ASEAN KEY DESTINATIONS
June 15, 2008
AVIATION/FUEL PRICE RISE
As airlines in the US and Europe scramble to cut routes and ground aircraft to mitigate the impact of higher fuel cost, Asian airlines can afford to take a step back and plan their next move, according to industry analysts.
OSK Research Sdn Bhd associate director Chris Eng told Malaysian newspaper Business Times that Asian airlines were better off because they benefited from their stronger currencies as well as the region's growing markets.
"American airlines, for example, do not have the benefit of currency appreciation, so they suffer the brunt of the oil increase and need to make the most effort to mitigate its effects, like grounding their planes," Eng said.
Jet fuel prices have soared 93 per cent from a year ago to $168.1 (549.7 ringgit) a barrel this week, according to data on the International Air Transport Association's website.
A stronger ringgit, for instance, makes it cheaper for local carriers to pay for jet fuel, which is sold in US dollars.
According to Aseambankers Malaysia Bhd senior analyst Khair Mirza, airline chief executive officers agree that pockets of opportunities will emerge despite the industry's pressing challenges.
National carrier Malaysia Airlines, for one, is not in a hurry to cut routes because it wants to fill the gap that may arise as rivals cut their routes.
The airline has opted instead to reduce the frequency of flights for certain routes, cut down on discretionary spending and freeze recruitment for the time being.
Meanwhile, budget carrier AirAsia and the United Arab Emirates' Etihad Airways are not even pausing for breath in their expansion drive.
"So far, there are no plans to reduce flights or cut routes.
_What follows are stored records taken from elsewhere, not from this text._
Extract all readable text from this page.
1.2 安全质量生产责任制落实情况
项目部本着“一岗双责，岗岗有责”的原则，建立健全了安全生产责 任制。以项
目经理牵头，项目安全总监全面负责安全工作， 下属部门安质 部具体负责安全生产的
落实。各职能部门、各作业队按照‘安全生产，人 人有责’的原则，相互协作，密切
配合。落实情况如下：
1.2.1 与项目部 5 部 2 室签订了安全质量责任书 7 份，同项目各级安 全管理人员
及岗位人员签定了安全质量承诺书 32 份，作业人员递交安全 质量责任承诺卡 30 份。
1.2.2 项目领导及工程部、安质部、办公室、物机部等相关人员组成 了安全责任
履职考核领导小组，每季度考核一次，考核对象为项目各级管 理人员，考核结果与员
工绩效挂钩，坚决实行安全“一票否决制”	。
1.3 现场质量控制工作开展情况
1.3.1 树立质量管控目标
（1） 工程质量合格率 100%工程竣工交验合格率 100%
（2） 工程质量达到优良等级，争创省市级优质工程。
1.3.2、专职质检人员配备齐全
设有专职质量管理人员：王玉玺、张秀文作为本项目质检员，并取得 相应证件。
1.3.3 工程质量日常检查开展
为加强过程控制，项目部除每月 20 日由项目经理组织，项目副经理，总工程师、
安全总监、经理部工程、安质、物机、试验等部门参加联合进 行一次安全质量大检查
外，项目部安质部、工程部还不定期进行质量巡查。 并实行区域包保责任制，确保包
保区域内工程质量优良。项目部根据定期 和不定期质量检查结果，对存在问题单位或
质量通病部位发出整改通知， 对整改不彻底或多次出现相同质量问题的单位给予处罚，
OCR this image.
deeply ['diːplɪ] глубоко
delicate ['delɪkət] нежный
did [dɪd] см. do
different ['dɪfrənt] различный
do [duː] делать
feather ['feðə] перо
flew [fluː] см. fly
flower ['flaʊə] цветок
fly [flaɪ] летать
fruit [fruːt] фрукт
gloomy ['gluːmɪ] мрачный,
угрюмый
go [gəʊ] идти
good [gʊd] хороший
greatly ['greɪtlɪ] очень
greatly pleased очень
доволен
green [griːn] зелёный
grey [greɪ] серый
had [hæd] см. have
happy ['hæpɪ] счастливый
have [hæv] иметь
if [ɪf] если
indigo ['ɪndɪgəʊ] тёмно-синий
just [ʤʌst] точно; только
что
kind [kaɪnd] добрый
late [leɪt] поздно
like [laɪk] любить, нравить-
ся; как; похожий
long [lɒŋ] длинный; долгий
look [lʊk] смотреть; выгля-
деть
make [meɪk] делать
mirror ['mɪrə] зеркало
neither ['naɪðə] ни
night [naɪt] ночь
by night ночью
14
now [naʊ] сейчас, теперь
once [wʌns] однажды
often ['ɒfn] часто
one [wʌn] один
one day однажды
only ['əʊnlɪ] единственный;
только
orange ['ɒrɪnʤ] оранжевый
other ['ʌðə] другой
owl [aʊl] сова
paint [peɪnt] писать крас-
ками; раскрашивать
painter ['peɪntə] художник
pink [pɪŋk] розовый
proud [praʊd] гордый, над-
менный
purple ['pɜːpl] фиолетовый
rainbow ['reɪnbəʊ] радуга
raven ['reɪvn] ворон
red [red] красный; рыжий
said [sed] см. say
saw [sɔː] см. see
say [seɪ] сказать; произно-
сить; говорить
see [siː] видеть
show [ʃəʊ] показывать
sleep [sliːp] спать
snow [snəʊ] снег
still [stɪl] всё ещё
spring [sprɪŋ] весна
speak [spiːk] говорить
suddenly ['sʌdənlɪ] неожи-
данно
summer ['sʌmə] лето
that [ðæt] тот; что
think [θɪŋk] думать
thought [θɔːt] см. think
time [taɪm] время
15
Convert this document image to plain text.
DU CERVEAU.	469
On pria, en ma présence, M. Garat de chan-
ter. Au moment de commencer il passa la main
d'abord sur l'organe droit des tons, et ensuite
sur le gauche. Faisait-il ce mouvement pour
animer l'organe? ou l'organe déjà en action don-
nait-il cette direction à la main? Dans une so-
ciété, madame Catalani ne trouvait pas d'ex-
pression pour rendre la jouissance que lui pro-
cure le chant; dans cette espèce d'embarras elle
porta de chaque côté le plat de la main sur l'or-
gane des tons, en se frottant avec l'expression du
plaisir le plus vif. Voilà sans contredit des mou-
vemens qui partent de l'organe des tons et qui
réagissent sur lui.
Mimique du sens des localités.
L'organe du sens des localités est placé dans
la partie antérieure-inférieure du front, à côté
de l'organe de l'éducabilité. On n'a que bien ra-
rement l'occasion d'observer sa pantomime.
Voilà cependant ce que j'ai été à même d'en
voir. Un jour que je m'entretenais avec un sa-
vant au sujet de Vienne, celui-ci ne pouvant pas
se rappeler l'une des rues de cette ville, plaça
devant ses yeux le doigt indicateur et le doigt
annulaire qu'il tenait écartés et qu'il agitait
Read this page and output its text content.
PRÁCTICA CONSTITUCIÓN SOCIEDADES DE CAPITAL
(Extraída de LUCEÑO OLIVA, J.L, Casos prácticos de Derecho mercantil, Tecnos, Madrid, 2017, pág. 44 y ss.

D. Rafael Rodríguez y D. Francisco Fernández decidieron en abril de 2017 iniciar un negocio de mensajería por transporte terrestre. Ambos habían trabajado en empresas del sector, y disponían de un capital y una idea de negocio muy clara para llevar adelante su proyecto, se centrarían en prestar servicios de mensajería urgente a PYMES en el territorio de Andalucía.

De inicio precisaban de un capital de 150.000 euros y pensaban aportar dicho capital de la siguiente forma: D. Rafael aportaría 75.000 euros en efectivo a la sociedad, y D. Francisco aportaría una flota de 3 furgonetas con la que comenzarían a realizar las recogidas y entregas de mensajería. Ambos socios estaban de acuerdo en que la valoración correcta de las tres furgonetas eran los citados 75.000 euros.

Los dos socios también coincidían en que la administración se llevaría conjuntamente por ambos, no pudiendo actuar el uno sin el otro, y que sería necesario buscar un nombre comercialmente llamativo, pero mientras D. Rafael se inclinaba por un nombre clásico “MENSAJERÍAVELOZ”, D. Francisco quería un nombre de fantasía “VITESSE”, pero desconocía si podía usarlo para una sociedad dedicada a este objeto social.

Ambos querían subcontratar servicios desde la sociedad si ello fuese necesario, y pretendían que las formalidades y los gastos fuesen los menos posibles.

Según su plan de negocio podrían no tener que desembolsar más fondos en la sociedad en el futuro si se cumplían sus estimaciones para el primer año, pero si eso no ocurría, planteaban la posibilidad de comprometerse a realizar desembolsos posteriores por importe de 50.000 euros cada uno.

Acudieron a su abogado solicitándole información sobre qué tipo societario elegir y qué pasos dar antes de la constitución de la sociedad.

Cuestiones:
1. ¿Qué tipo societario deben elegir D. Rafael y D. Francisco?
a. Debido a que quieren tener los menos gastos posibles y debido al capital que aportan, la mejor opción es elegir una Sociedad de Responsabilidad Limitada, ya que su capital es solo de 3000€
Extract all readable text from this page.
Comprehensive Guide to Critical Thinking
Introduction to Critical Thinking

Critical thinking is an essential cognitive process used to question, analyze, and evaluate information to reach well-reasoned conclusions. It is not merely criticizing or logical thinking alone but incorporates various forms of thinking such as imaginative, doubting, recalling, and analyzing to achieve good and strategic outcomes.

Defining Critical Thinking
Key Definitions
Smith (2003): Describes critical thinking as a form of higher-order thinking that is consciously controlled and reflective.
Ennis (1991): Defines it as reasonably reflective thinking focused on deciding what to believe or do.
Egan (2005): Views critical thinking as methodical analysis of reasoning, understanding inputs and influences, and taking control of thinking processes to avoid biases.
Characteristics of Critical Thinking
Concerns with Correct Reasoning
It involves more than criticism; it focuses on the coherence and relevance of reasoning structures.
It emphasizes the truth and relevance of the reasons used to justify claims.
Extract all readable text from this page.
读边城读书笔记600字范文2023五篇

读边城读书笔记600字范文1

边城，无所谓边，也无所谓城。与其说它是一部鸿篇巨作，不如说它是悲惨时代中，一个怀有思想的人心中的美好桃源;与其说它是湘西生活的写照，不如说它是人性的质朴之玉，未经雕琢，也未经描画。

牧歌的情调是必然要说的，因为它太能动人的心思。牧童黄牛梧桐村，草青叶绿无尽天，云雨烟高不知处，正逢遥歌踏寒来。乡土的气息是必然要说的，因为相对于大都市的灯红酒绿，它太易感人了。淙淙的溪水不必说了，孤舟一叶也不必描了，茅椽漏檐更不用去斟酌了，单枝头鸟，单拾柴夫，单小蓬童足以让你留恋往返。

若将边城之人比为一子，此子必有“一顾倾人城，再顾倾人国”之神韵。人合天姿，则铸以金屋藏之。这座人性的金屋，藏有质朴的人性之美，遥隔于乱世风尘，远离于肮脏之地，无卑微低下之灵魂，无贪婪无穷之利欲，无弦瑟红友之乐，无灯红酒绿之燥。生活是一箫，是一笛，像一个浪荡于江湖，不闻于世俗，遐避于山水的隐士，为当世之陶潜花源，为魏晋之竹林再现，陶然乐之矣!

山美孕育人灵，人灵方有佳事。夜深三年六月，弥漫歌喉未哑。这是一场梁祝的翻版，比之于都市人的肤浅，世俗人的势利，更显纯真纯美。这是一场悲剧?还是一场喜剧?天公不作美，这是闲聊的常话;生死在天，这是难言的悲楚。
Our commitment has always been to grow the market," AirAsia deputy chief executive officer Datuk Kamaruddin Meranun said.
He added that the key thing for the budget airline was to absorb the fuel price shock by refining its business model and growing revenue through an increase in ancillary income.
This would include selling more in-flight meals and services like priority boarding.
Etihad Airways intends to continue with its capacity expansion for the Abu Dhabi-Kuala Lumpur route.
"Of course, at this point, we are re-evaluating everything and some changes may be made later in the year. But it would be in the form of charges rather than anything else," its country manager W. Lindsay White said.
India's Jet Airways also plans to take stock of the impact of high fuel price in the next two months before reviewing operations.
"At this point in time, we will be maintaining our frequency and flights out of Kuala Lumpur," Jet Airways country manager Kavin Martinus said.